Pene flaccido, prepariamoci a sfatare un mito

Pene flaccido, non sempre sinonimo di un problema.

 

L’equazione erezione = piacere è impressa profondamente nella nostra psiche.

Ma è corretta?

Questo crea pressione e aspettative che conducono ad ansie da prestazione e problemi psicologici.
È stimato che circa la metà degli uomini tra i 40 e i 70 anni a un certo punto della loro vita avranno problemi erettili.

Mentre difficoltà nell’erezione possono essere un indicatore di problemi di salute al cuore o di diabete, per la maggioranza dei casi si richiede un approccio differente.
A molti di loro viene prescritto il viagra, ma è solo un modo di bypassare il problema senza affrontare le ragioni che ne sono alla radice, come effetti collaterali di medicinali, problemi di salute, stress, uno stile di vita non corretto, dinamiche di relazione, ansia e vergogna. Questi fattori necessitano di essere individuati ed analizzati.

Per molti uomini c’è l’aspettativa che l’erezione debba essere sempre granitica e al cento per cento quando stanno provando piacere.

Un mito che non rispecchia ciò che l’erezione maschile è in realtà.

Il Tantra ci insegna che il piacere ha naturalmente degli alti e bassi, e così l’intensità dell’erezione. Gli uomini possono provare un piacere delizioso e intenso con il pene flaccido se si rilassano e abbandonano le aspettative che il loro membro debba essere duro a tutti i costi.

Questo è anche vero per le partner, per le quali l’equazione è duro = la mia presenza lo sta eccitando.
Per un uomo che ha regolarmente difficoltà ad avere un erezione molto spesso è vero l’opposto. Desidera davvero la persona che è con lui in quel momento, però maggiore è lo sforzo di essere duro a tutti costi, minori le possibilità di diventarlo.

Gli uomini spesso toccano i propri genitali in una maniera molto decisa e aggressiva, col passare del tempo questo può condurre a una desensibilizzazione del pene, e per sentire qualcosa c’è bisogno di una stimolazione sempre più forte.

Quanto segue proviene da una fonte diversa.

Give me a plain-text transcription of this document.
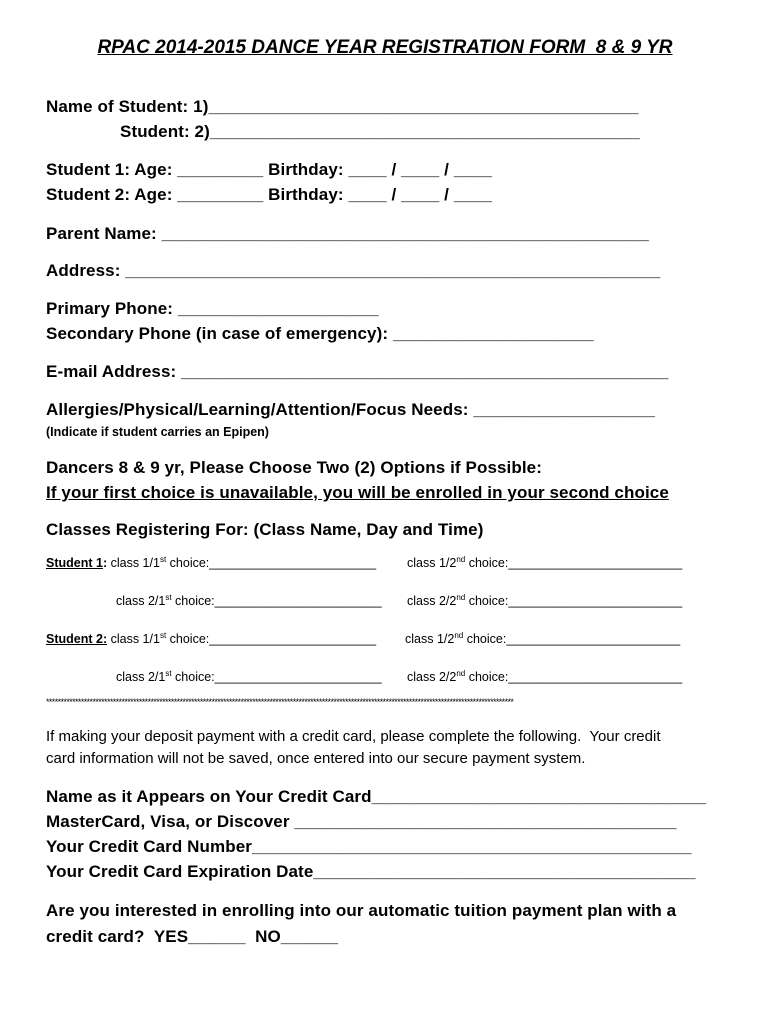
RPAC 2014-2015 DANCE YEAR REGISTRATION FORM  8 & 9 YR
Name of Student: 1)_____________________________________________
Student: 2)_____________________________________________
Student 1: Age: _________ Birthday: ____ / ____ / ____
Student 2: Age: _________ Birthday: ____ / ____ / ____
Parent Name: ___________________________________________________
Address: ________________________________________________________
Primary Phone: _____________________
Secondary Phone (in case of emergency): _____________________
E-mail Address: ___________________________________________________
Allergies/Physical/Learning/Attention/Focus Needs: ___________________
(Indicate if student carries an Epipen)
Dancers 8 & 9 yr, Please Choose Two (2) Options if Possible:
If your first choice is unavailable, you will be enrolled in your second choice
Classes Registering For: (Class Name, Day and Time)
Student 1: class 1/1st choice:________________________ class 1/2nd choice:_________________________
class 2/1st choice:________________________ class 2/2nd choice:_________________________
Student 2: class 1/1st choice:________________________ class 1/2nd choice:_________________________
class 2/1st choice:________________________ class 2/2nd choice:_________________________
*****************************************************************************************************************************************************************
If making your deposit payment with a credit card, please complete the following.  Your credit
card information will not be saved, once entered into our secure payment system.
Name as it Appears on Your Credit Card___________________________________
MasterCard, Visa, or Discover ________________________________________
Your Credit Card Number______________________________________________
Your Credit Card Expiration Date________________________________________
Are you interested in enrolling into our automatic tuition payment plan with a
credit card?  YES______  NO______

Lo stesso effetto che ha il vibratore sul nostro clitoride, ricordate cosa dicevamo nell’articolo passato?

 

Penetrazione a pene flaccido e Tantra.

Quello che occorre è un tocco delicato e morbido.
Questo, combinato con pazienza e attenzione, può riportare indietro la sensibilità perduta. Ci sono molte maniere diverse di accarezzare un pene quando dimentichiamo le rigide abitudini e ci apriamo alla nostra creatività innata affidandoci all’intelligenza corporea.

Le pratiche Tantra ci suggerisco la possibilità di una “penetrazione a pene flaccido“. Dimenticando l’obbligo dell’erezione si aprono tutte nuove possibilità di piacere da esplorare. Questo richiede un alzamento di asticella, laddove fare l’amore è piuttosto “esserci” che “fare”, presenza e non performance (con buona pace del porno), e lasciare andare gli obiettivi dell’erezione e dell’orgasmo – che sebbene benvenuti non sono lo scopo finale.